Given : In trapezium ABCD, AB || CD and AD = BC.
To Prove :
(i) ∠A = ∠B
(ii) ∠C = ∠D
(iii) ∆ABC ≅ ∆BAD
(iv) diagonal AC = diagonal BD
Constructions : Join AC and BD. Extend AB and draw a line through C parallel to DA meeting AB produced at E.
(i) Since AB || DC
⇒ AE || DC …(i)
and AD || CE …(ii) [Construction]
⇒ ADCE is a parallelogram [Opposite pairs of sides are parallel
∠A + ∠E = 180° …(iii) [Consecutive interior angles]

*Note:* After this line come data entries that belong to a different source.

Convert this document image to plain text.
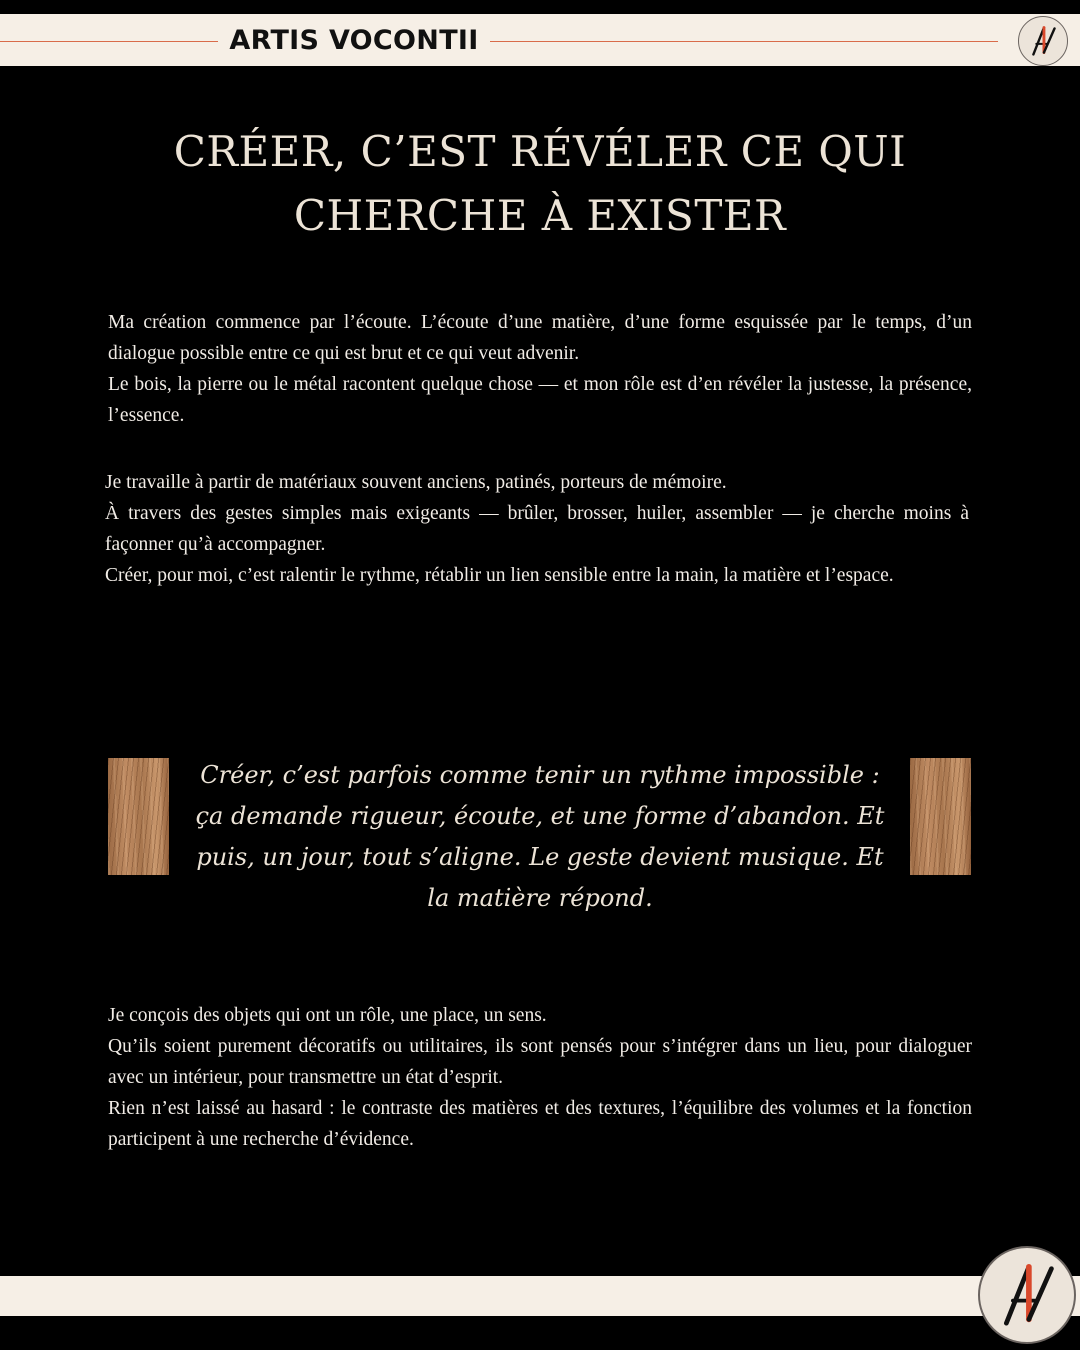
ARTIS VOCONTII
CRÉER, C’EST RÉVÉLER CE QUI
CHERCHE À EXISTER

Ma création commence par l’écoute. L’écoute d’une matière, d’une forme esquissée par le temps, d’un dialogue possible entre ce qui est brut et ce qui veut advenir.

Le bois, la pierre ou le métal racontent quelque chose — et mon rôle est d’en révéler la justesse, la présence, l’essence.

Je travaille à partir de matériaux souvent anciens, patinés, porteurs de mémoire.

À travers des gestes simples mais exigeants — brûler, brosser, huiler, assembler — je cherche moins à façonner qu’à accompagner.

Créer, pour moi, c’est ralentir le rythme, rétablir un lien sensible entre la main, la matière et l’espace.

Créer, c’est parfois comme tenir un rythme impossible : ça demande rigueur, écoute, et une forme d’abandon. Et puis, un jour, tout s’aligne. Le geste devient musique. Et la matière répond.

Je conçois des objets qui ont un rôle, une place, un sens.

Qu’ils soient purement décoratifs ou utilitaires, ils sont pensés pour s’intégrer dans un lieu, pour dialoguer avec un intérieur, pour transmettre un état d’esprit.

Rien n’est laissé au hasard : le contraste des matières et des textures, l’équilibre des volumes et la fonction participent à une recherche d’évidence.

∠B + ∠CBE = 180° …(iv) [Linear pair]
AD = CE …(v) [Opposite sides of a ||gm]
AD = BC …(vi) [Given]
⇒ BC = CE [From (v) and (vi)]
⇒ ∠E = ∠CBE …(vii) [Angles opposite to equal sides]

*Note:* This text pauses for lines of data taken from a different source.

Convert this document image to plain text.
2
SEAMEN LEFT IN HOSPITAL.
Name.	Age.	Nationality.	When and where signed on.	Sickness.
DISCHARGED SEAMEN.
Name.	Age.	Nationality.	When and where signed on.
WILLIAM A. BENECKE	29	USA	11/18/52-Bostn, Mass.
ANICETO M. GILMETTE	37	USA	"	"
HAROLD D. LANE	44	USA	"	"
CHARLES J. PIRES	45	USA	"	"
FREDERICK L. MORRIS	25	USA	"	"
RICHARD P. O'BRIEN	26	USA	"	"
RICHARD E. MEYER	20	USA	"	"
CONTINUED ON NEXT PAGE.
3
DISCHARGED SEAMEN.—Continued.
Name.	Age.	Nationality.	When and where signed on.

∴ ∠B + ∠E = 180° …(viii) [From (iv) and (vii)
Now from (iii) and (viii) we have
∠A + ∠E = ∠B + ∠E
⇒ ∠A = ∠B Proved.
(ii) ∠A + ∠D = 180°
∠B + ∠C = 180°
⇒ ∠A + ∠D = ∠B + ∠C [∵ ∠A = ∠B]
⇒ ∠D = ∠C
Or ∠C = ∠D Proved.
(iii) In ∆ABC and ∆BAD, we have
AD = BC [Given]
∠A = ∠B [Proved]
AB = CD [Common]
∴ ∆ABC ≅ ∆BAD [ASA congruence]
(iv) diagonal AC = diagonal BD [CPCT] Proved